By Frank Shostak on the Mises Wire
Once an economy falls into a recession some commentators express concern that as a result there is now nonutilized capital and labor. Resources that can be used are now made unemployed. It is held that the key issue behind this is insufficient demand for goods and services.
Once it is accepted that the key factor is insufficient demand, these commentators are of the view that what is required is somehow to boost the overall demand in the economy. With a stronger demand, it is held, idle resources will be employed again. Hence, what is recommended is for the central bank to embark on very loose monetary stance to strengthen the overall demand for goods and services. If individuals are reluctant to increase their demand for goods and services, then the government and the central bank must step in to boost the demand to revive the economy. (Note that in this way of thinking spending by one individual becomes the income of another.)
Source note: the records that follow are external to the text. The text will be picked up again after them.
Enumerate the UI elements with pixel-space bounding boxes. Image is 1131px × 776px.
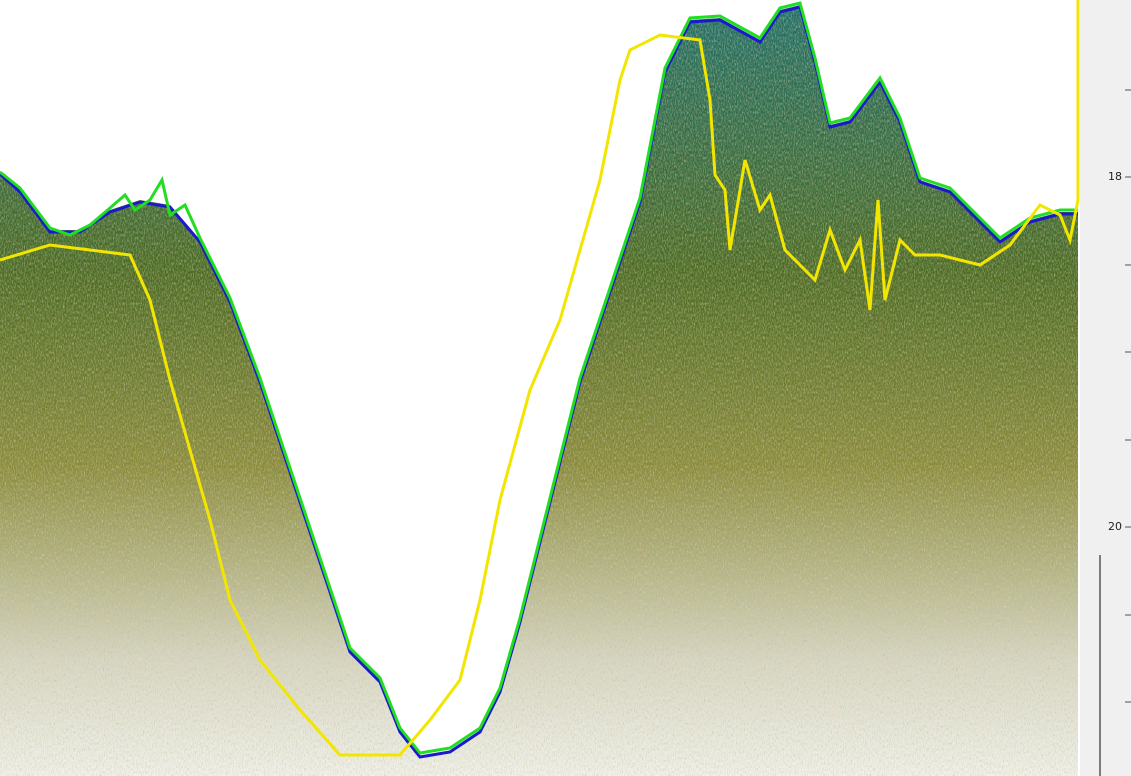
depth-scale-panel xyxy=(1080,0,1131,776)
depth-label: 20 xyxy=(1108,520,1122,533)
tracked-line xyxy=(0,0,1080,757)
bottom-detect-line xyxy=(0,1,1078,755)
depth-label: 18 xyxy=(1108,170,1122,183)
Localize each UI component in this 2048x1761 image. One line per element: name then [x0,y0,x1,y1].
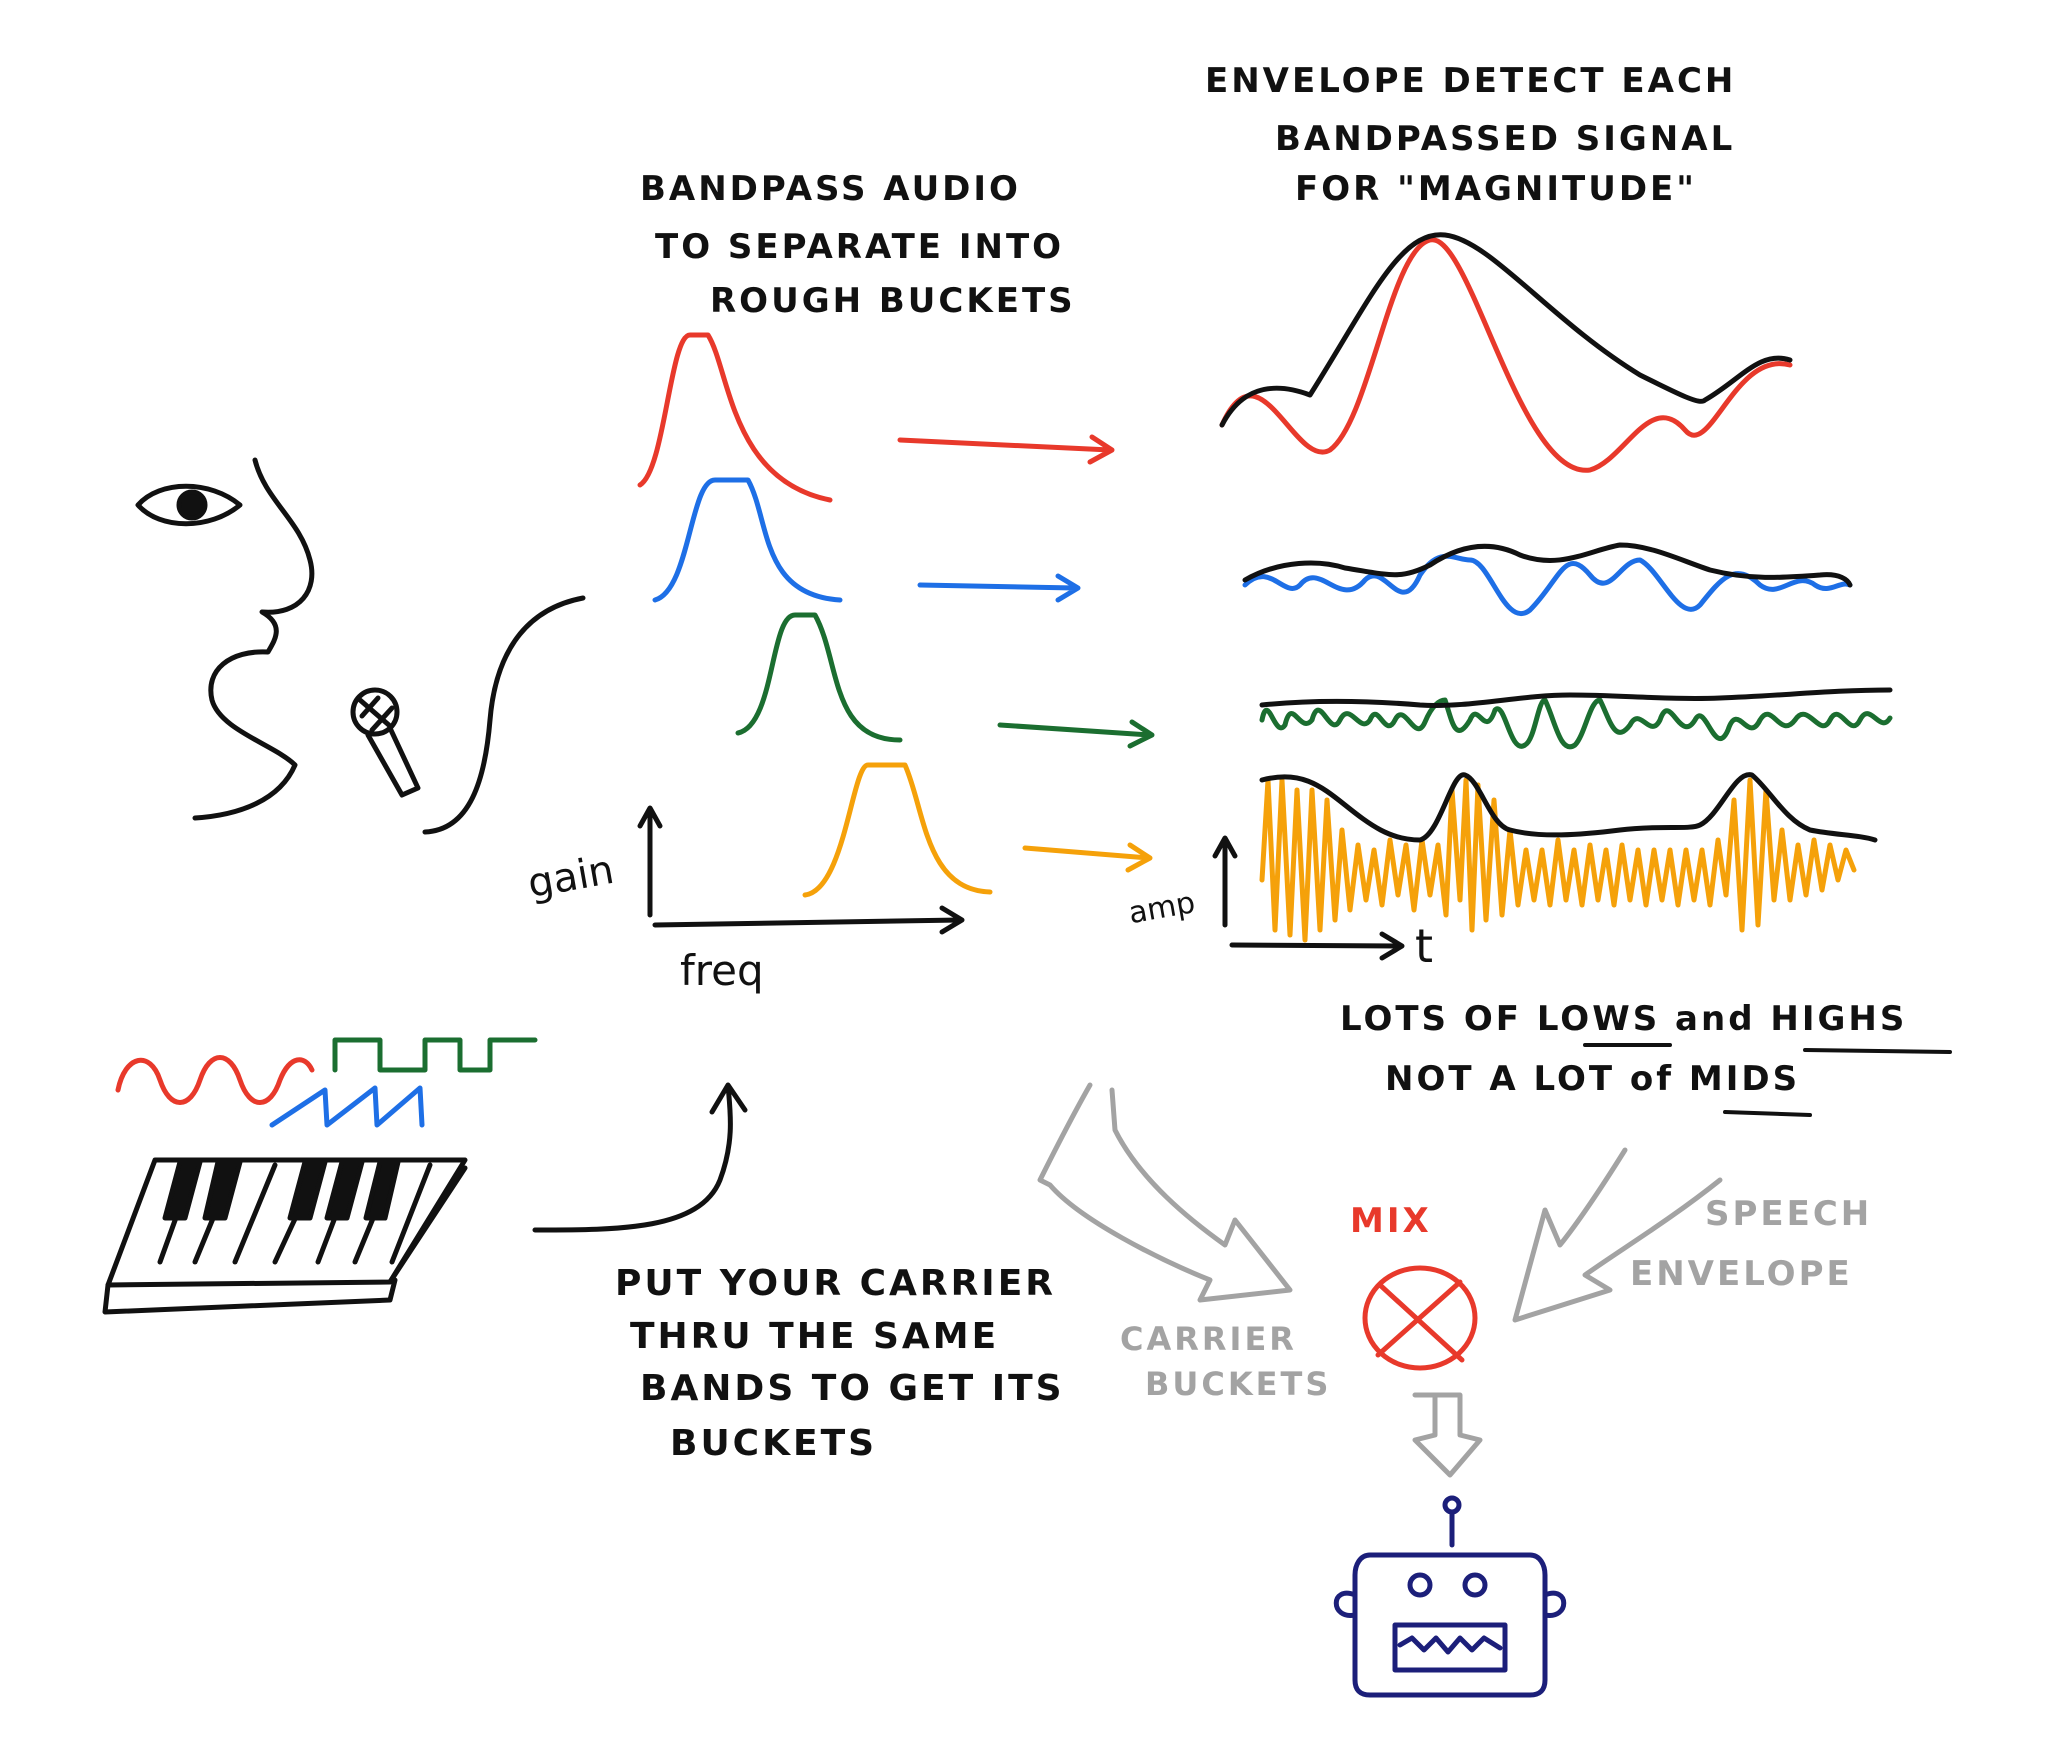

But what is overlooked here that without adequate means it is not possible to exercise any demand. For instance, if an individual has a desire for a luxurious car such as a Mercedes 600 yet his means are sufficient only to secure a bicycle. Means, however, are not something that can be printed; they have to be produced.
Contrary to popular thinking, money is just a medium of exchange, not the means of payment. In a sense, individuals are paying for goods with other goods. All that money does is facilitate the payment of one good for another good.
Consequently, printing more money doesn’t generate more means but rather leads to an exchange of nothing for something, i.e., to the depletion of the pool of real savings. It leads to the diversion of real savings from those individuals who have contributed to this pool to those who made no contribution whatsoever.
How, then, can an economic slump be eliminated? By increasing as much as possible the pool of real savings—the increase in this pool is the key to the increase in the well-being of individuals.
What is required is to seal off all the channels that undermine the generation of real savings. This means that what is required is to close all the loopholes that enable monetary pumping and to cut the government outlays to the bone. (Observe that by cutting government outlays it will instantly be possible to lower all sorts of taxes on individuals.) These policies will put more real savings in the hands of wealth generators, which will help to revive the economy.
It must be understood that no central bank or government tampering with markets can make the overall “pie” bigger—all that such policies as a rule generate is a redistribution of a given “pie.” And over time these policies lead to the weakening of the amassing of real savings and to economic impoverishment. According to Mises in Human Action,
Out of the collapse of the boom there is only one way back to a state of affairs in which progressive accumulation of capital safeguards a steady improvement of material well-being: new saving must accumulate the capital goods needed for a harmonious equipment of all branches of production with the capital required. One must provide the capital goods lacking in those branches which were unduly neglected in the boom. Wage rates must drop; people must restrict their consumption temporarily until the capital wasted by malinvestment is restored. Those who dislike these hardships of the readjustment period must abstain in time from credit expansion.
Furthermore Mises argues in Human Action,
In the opinion of the public, more inflation and more credit expansion are the only remedy against the evils, of an economic slump….Here, they say, are plants and farms whose capacity to produce is either not used at all or not to its full extent. Here are piles of unsalable commodities and hosts of unemployed workers. But here are also masses of people who would be lucky if they only could satisfy their wants more amply. All that is lacking is credit. Additional credit would enable the entrepreneurs to resume or to expand production. The unemployed would find jobs again and could buy the products. This reasoning seems plausible. Nonetheless it is utterly wrong.
If commodities cannot be sold and workers cannot find jobs, the reason can only be that the prices and wages asked are too high. He who wants to sell his inventories or his capacity to work must reduce his demand until he finds a buyer. Such is the law of the market. Such is the device by means of which the market directs every individual’s activities into those lines in which they can best contribute to the satisfaction of the wants of the consumers. The malinvestments of the boom have misplaced inconvertible factors of production in some lines at the expense of other lines in which they were more urgently needed. There is disproportion in the allocation of nonconvertible factors to the various branches of industry. This disproportion can be remedied only by the accumulation of new capital and its employment in those branches in which it is most urgently required. This is a slow process. While it is in progress, it is impossible to utilize fully the productive capacity of some plants for which the complementary production facilities are lacking.